Jean-Denis Lejeune. - Un sentiment d'horreur. Je ne comprends pas que les enquêteurs qui sont allés là en recherchant des caches où se trouvaient des enfants n'ont pas trouvé cet endroit. C'est impardonnable. Ceux qui n'ont pas vu cela sont des incapables ou des corrompus. Quand on descend dans cette cave, on s'aperçoit tout de suite qu'il y a une surface différente de l'étage. Or, il était évident que cette perte de surface ne pouvait être attribuée à une cave d'une maison mitoyenne puisqu'il n'y en a pas, le mur extérieur de la cache donnant sur un garage. Par ailleurs, dans la cave, il y avait du plafonnage qui sert à cacher le joint de l'étagère qui servait de porte. Or, il s'agit d'une vieille maison et tous les autres murs de la cave sont constitués de briques humides! En plus, quand on frappe sur le mur de la cache, on s" aperçoit par résonance qu'il s'agit d'un mur creux. Cette différence de profondeur est évidemment encore plus apparente quand on frappe, même doucement, à l'endroit de l'étagère. Même un enfant de deux ans pourrait trouver cela! Bien sûr, on nous dit que sur l'étagère il y avait des boîtes de lait et des bouteilles d'eau, mais cela ne valait-il pas la peine de les déplacer! Vraiment, j'aimerais qu'on m'explique comment ils sont passés à côté de tout cela!

- Que pouvez-vous dire de la configuration des lieux?

J.-D. L. - Les petites étaient détenues dans un espace extrêmement restreint. La pièce en question avait d'abord servi à abriter une citerne d'eau de pluie. Je ne sais pas si l' on s' imagine bien ce que cela veut dire: un mètre de largeur pour deux mètres de longueur et moins d' un mètre septante de hauteur...

- Y avait-il assez de place pour y installer un lit?

J.-D. L - Pas vraiment. Il y avait juste assez de place pour mettre un matelas et les petites dormaient pratiquement l'une sur l'autre. On m" a dit qu'il y avait aussi deux petites chaises pliantes. Par ailleurs, il y avait une petite étagère qui servait de passe-plat et une porte grillagée qui empêchait les enfants d'avoir accès au mécanisme d'ouverture de la porte principale.

- La pièce était-elle éclairée?

J.-D. L. - Il y avait une ampoule mais pas d'interrupteur dans la cache. Le courant était actionné dans la cage de l'escalier en dehors de la pièce.

- Point de vue sanitaire?

J.-D. L. - Un seau.

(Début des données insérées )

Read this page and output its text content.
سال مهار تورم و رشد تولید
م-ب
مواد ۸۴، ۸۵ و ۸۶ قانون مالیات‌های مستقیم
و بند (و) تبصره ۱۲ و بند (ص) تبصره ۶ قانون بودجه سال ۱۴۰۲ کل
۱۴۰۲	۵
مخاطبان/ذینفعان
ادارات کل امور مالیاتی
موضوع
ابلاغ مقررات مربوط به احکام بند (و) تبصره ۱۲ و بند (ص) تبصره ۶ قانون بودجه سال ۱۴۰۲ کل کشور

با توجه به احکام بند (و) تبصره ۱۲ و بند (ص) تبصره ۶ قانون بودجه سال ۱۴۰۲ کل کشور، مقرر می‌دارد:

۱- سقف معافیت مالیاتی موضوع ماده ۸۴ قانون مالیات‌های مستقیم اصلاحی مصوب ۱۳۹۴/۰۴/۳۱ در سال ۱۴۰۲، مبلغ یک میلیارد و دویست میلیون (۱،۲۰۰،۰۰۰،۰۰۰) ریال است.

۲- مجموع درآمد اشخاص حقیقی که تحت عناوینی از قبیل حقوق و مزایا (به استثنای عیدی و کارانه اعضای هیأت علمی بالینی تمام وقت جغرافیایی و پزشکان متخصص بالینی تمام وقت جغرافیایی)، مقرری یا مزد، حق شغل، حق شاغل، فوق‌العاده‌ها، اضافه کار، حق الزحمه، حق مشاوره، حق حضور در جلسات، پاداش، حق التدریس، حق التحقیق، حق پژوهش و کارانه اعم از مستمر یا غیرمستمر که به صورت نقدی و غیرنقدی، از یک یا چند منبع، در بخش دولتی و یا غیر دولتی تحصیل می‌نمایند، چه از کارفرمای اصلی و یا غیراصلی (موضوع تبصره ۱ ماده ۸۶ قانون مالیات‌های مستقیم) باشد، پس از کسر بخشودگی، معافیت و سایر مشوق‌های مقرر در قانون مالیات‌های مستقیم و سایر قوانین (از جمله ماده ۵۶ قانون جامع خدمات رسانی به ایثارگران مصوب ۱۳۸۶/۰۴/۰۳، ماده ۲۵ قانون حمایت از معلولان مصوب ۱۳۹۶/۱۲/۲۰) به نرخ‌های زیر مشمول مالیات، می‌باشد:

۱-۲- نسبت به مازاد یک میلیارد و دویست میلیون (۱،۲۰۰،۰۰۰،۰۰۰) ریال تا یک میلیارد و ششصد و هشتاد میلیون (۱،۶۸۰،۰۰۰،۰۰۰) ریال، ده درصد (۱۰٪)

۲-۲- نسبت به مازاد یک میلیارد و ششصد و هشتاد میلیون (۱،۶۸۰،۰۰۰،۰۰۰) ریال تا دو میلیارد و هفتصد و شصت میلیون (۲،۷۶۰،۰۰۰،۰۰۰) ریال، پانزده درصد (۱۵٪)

Au plafond, il y avait un petit aspirateur d'air dont le moteur n'était pas plus grand que ceux que l'on peut trouver dans un mixer de cuisine, six à sept centimètres de diamètre. Ce système étant lui-même relié au conduit de cheminée. De telle manière qu'il était impossible d'avoir des odeurs des petites. Comme système d'aération, il y avait au-dessus une buse qui sortait dans le living et qui était nettement apparente. La buse en question était un tuyau en plastique de dix centimètres de diamètre. Evidemment, il n'y avait pas de chauffage. Nos filles ont dû subir le martyre. Vous savez, dans la cache, il ne reste qu'une trace du passage de Julie. Elle a trouvé la force d'écrire son prénom sur le mur. Il y avait aussi un "M", je ne sais pas si c'est Mélissa qui a pu l'écrire ou Julie qui a voulu écrire "Maxime", le nom de son frère. Je ne le saurai jamais...

- Envisagez-vous de porter plainte?

J.-D. L. - Quand les manquements et surtout les responsabilités seront clairement établis, il va de soi que nous porterons plainte contre qui de droit pour non-assistance à personne en danger. Des enquêteurs et des magistrats avaient la vie de nos enfants entre leurs mains. On ne peut pas jouer avec la vie des enfants comme l'on mène une partie de cartes. Et c'est ce qui s'est passé dans l'enquête concernant Julie et Mélissa.